Investigating obsidian sources in Honduras with a Corrie Bakels Grant
Obsidian, a volcanic glass-like material, is often used for making tools by Mesoamerican societies. In Honduras, certain obsidian artefacts do not yet have a known provenance. PhD candidate Marie Kolbenstetter and Assistant Professor Dennis Braekmans were awarded a Corrie Bakels Grant to explore thus far unknown obsidian sources in the Central American country.
Recently, Marie Kolbenstetter and Dennis Braekmans worked on finding the source of obsidian objects in Honduras. ‘We started with exploratory work,’ Braekmans notes, ‘in identifying obsidian sources in that part of the world. This gave us good results, but also more questions. Several chemical groups, found in the obsidian, were difficult to attribute to a source. Our goal is to pinpoint these on the map.’
‘There is this problem of overlap in chemical signatures in the region,’ Kolbenstetter adds, ‘You've got basically two sources of obsidian: either the original outcrop, where obsidian was formed due to lava flows, or riverbeds, where you find dragged away pieces of obsidian. The latter is usually described as lower quality.’
To determine the natural source of the obsidian artefacts you both need archaeological, as well as geological samples. ‘The archaeological samples have already been analysed in Leiden,’ Braekmans says. ‘In May we will travel to Honduras to sample some outcroppings that are known, but have never been analysed.’
‘There are two obsidian outcrops we want to analyse in the course of this project,’ Kolbenstetter explains. ‘One source is high up a mountain plateau. We will need to consult local communities to be guided up there. The other source is in a more populated area.’

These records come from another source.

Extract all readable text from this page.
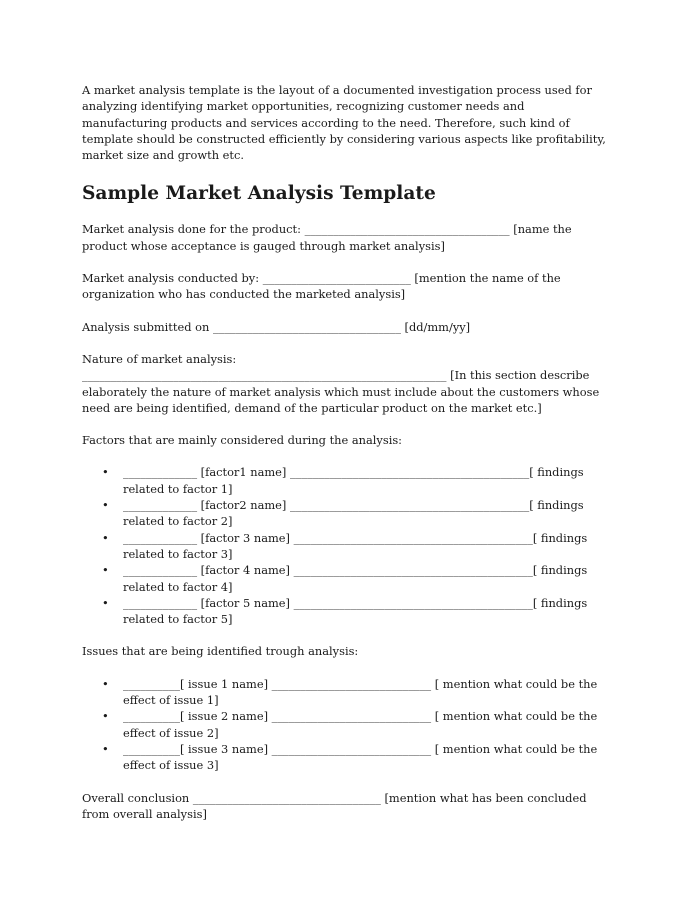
A market analysis template is the layout of a documented investigation process used for analyzing identifying market opportunities, recognizing customer needs and manufacturing products and services according to the need. Therefore, such kind of template should be constructed efficiently by considering various aspects like profitability, market size and growth etc.

Sample Market Analysis Template

Market analysis done for the product: ____________________________________ [name the product whose acceptance is gauged through market analysis]

Market analysis conducted by: __________________________ [mention the name of the organization who has conducted the marketed analysis]

Analysis submitted on _________________________________ [dd/mm/yy]

Nature of market analysis:

________________________________________________________________ [In this section describe elaborately the nature of market analysis which must include about the customers whose need are being identified, demand of the particular product on the market etc.]

Factors that are mainly considered during the analysis:

• _____________ [factor1 name] __________________________________________[ findings related to factor 1]
• _____________ [factor2 name] __________________________________________[ findings related to factor 2]
• _____________ [factor 3 name] __________________________________________[ findings related to factor 3]
• _____________ [factor 4 name] __________________________________________[ findings related to factor 4]
• _____________ [factor 5 name] __________________________________________[ findings related to factor 5]

Issues that are being identified trough analysis:

• __________[ issue 1 name] ____________________________ [ mention what could be the effect of issue 1]
• __________[ issue 2 name] ____________________________ [ mention what could be the effect of issue 2]
• __________[ issue 3 name] ____________________________ [ mention what could be the effect of issue 3]

Overall conclusion _________________________________ [mention what has been concluded from overall analysis]
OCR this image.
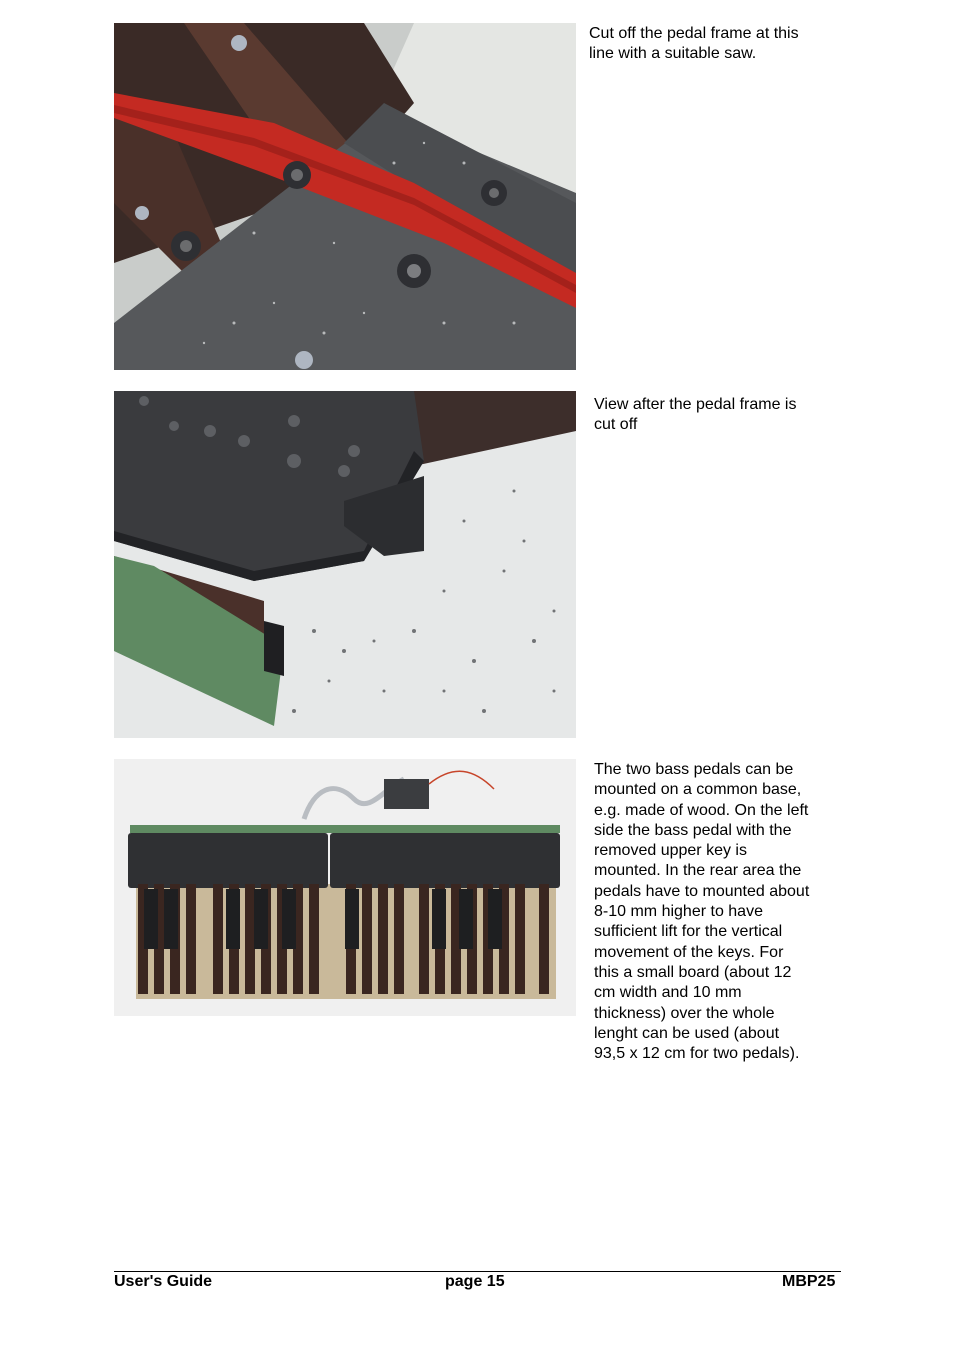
Cut off the pedal frame at this
line with a suitable saw.

View after the pedal frame is
cut off

The two bass pedals can be
mounted on a common base,
e.g. made of wood. On the left
side the bass pedal with the
removed upper key is
mounted. In the rear area the
pedals have to mounted about
8-10 mm higher to have
sufficient lift for the vertical
movement of the keys. For
this a small board (about 12
cm width and 10 mm
thickness) over the whole
lenght can be used (about
93,5 x 12 cm for two pedals).

User's Guide	page 15	MBP25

The analysis involves some chemical proxies. ‘This is a variability in chemical elements, that differs per source. Every outcrop has its own fingerprint,’ Braekmans notes. ‘We use our Faculty's portable XRF scanner to obtain this information. The ratio of chemical elements spotted helps us to determine the provenance of the obsidian artefacts.’

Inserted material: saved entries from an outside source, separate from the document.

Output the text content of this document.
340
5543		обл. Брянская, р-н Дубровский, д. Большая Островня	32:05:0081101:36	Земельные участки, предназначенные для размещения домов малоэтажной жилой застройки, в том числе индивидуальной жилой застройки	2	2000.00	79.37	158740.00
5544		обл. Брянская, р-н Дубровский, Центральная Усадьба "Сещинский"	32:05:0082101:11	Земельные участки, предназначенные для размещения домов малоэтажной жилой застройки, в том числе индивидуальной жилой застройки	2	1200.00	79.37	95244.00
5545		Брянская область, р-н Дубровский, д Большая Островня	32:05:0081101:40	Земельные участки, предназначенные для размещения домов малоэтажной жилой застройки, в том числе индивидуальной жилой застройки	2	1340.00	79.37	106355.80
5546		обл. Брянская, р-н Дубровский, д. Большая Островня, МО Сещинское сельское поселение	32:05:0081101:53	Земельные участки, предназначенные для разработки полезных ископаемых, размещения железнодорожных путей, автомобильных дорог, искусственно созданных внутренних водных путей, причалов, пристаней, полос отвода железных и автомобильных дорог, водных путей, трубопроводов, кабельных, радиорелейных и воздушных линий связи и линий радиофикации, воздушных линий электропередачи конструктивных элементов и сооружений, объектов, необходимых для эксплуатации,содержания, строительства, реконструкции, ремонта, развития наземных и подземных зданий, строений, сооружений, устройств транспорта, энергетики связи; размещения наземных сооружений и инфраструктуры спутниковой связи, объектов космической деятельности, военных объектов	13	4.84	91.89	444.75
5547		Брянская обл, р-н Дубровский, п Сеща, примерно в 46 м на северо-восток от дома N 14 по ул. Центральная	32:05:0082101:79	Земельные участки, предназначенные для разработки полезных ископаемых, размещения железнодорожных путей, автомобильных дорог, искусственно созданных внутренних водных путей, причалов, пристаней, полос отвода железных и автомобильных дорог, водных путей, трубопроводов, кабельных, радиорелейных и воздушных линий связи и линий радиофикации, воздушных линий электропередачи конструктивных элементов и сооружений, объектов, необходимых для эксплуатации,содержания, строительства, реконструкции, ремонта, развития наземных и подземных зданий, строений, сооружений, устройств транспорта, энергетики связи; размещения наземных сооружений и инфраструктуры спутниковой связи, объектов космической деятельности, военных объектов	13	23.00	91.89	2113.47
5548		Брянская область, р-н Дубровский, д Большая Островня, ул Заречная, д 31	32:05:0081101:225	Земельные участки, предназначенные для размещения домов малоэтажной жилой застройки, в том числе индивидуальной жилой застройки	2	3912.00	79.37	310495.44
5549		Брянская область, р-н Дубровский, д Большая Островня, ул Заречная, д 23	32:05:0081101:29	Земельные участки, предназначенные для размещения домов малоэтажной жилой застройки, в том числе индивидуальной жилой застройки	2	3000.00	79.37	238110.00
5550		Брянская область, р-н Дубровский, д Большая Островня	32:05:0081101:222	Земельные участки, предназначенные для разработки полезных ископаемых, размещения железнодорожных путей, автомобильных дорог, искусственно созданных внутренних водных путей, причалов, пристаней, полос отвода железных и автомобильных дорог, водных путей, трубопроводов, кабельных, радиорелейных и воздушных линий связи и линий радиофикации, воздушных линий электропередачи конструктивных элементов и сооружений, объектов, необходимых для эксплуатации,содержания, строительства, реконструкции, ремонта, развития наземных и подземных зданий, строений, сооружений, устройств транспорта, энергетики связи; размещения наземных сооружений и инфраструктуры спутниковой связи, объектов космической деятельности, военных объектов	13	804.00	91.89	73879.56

‘The results of this study will hopefully give us more insights into the regional socioeconomic behaviour,’ Kolbenstetter notes. ‘Especially in sountern Honduras and Central America. We are far from having identified all the potential obsidian sources, but this would be one more step.’ Braekmans nods. ‘Perhaps this can grow further.’
About the Bakels Grant
C.C. Bakels is an Emeritus Professor of Archaeology in the Faculty of Archaeology, who specialises in natural sciences research within archaeology. She obtained her PhD in 1978 and in 1998 was appointed as Professor of Paleo-economics in a chair endowed by the LUF; in 2003 this chair was converted into a regular chair.
To promote natural sciences research within archaeology, primarily at Leiden University and secondarily at other universities or scientific institutes in the Netherlands.